Just a thought, if anybody with control knows what that means, agrees, and is capable of adjusting it accordingly.

The issue at its core is 2 things:
1. The bots and suspicious IP addresses that are navigating the forum too quickly for the server host to keep up with.
2. The limits the host is putting on the forum.

Over the weekend I looked at the server logs and IP addresses and banned multiple ranges of IP addresses that seem suspicious. There were some ranges that were obvious bots as the browser type clearly indicated that they were bots. I gave it a few days, but still noticed that the forum was still slow and the connection error message was still persisting. I then looked again and noticed that there was a suspicious range of IPs from guests that were marked as legit users but we're still scanning the pages like bots. I just now blocked them and noticed a significant improvement in forum speed. I will continue to monitor to see if the forum continues to run into problems.

[Xtc]

Thanks @chadmc90
Here's hoping.

Any sign of a response to the pm's?

[AlexUSA3]

On the old site, we used to do monthly blanket deletions of all accounts that hadn't more than one post. We chose one because many bots are sophisticated enough to make a convincing introductory post. I don't know if that would work here, but I mention it as something done in the past for security reasons.

[tiedinbluetights]

Thanks @chadmc90 ! My apologies to the community for having lost patience in one of my earlier comments on this thread.

[Nainur]

seems better now, hoping it lasts! Thanks for the effort @chadmc90 !!!

[OrdinaryWorld]

On the old site, we used to do monthly blanket deletions of all accounts that hadn't more than one post. We chose one because many bots are sophisticated enough to make a convincing introductory post. I don't know if that would work here, but I mention it as something done in the past for security reasons.

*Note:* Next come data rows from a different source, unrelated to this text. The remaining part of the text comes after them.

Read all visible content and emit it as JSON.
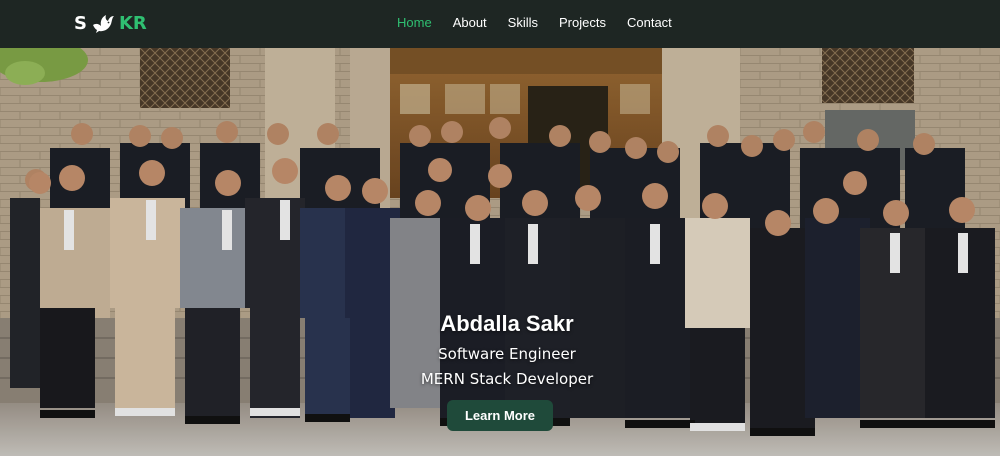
{
  "brand": {
    "left": "S",
    "right": "KR",
    "accent": "#2fbf71"
  },
  "nav": {
    "items": [
      {
        "label": "Home",
        "active": true
      },
      {
        "label": "About",
        "active": false
      },
      {
        "label": "Skills",
        "active": false
      },
      {
        "label": "Projects",
        "active": false
      },
      {
        "label": "Contact",
        "active": false
      }
    ]
  },
  "hero": {
    "name": "Abdalla Sakr",
    "role_1": "Software Engineer",
    "role_2": "MERN Stack Developer",
    "cta_label": "Learn More"
  },
  "colors": {
    "nav_bg": "#1e2623",
    "button_bg": "#1f4a3a"
  }
}
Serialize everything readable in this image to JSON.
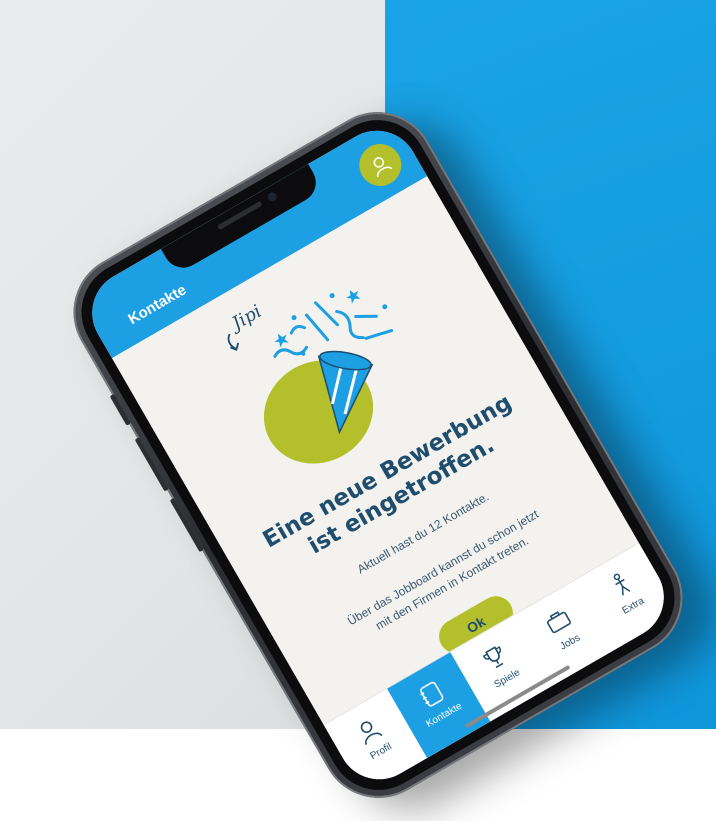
{
  "app": {
    "title": "Kontakte"
  },
  "illustration": {
    "caption": "Jipi"
  },
  "dialog": {
    "headline_line1": "Eine neue Bewerbung",
    "headline_line2": "ist eingetroffen.",
    "info": "Aktuell hast du 12 Kontakte.",
    "hint_line1": "Über das Jobboard kannst du schon jetzt",
    "hint_line2": "mit den Firmen in Kontakt treten.",
    "ok_label": "Ok"
  },
  "tabs": [
    {
      "label": "Profil",
      "icon": "person-icon",
      "active": false
    },
    {
      "label": "Kontakte",
      "icon": "contacts-icon",
      "active": true
    },
    {
      "label": "Spiele",
      "icon": "trophy-icon",
      "active": false
    },
    {
      "label": "Jobs",
      "icon": "briefcase-icon",
      "active": false
    },
    {
      "label": "Extra",
      "icon": "figure-icon",
      "active": false
    }
  ],
  "colors": {
    "accent_blue": "#1d9fe3",
    "accent_green": "#b4c02b",
    "text_dark_blue": "#1f4d6e",
    "screen_bg": "#f4f2ee"
  }
}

My concern with this is that lurkers who create an account should still be allowed to exist imo. For example you can't see (all) images unless you have an account to view the story.

[bondagefreak]

For example you can't see (all) images unless you have an account to view the story.

You can, my friend That only used to be a thing when images were forum-hosted attachments. You had to have an account to see them.
You don't anymore, as the images on the board are all hosted externally (like on Flickr or Photobucket).

The only thing lurkers can do that guests can is vote on polls.

[chadmc90]

On the old site, we used to do monthly blanket deletions of all accounts that hadn't more than one post. We chose one because many bots are sophisticated enough to make a convincing introductory post. I don't know if that would work here, but I mention it as something done in the past for security reasons.

I mean I guess I could do that but I don't see the value in it. Accounts themselves don't take up much data in server storage, especially since we no longer host images. We've barely touched half our max capacity. Also, I fail to see how inactive users pose a security risk.

At the end of the day, the problems that the board experienced had nothing to do with old accounts. It was the rampage of bots that was constantly crawling the board and wasting our bandwidth and connection limit.

[blackbound]

Also, I fail to see how inactive users pose a security risk.

Theoretically someone could highjack them, especially if they have insecure passwords.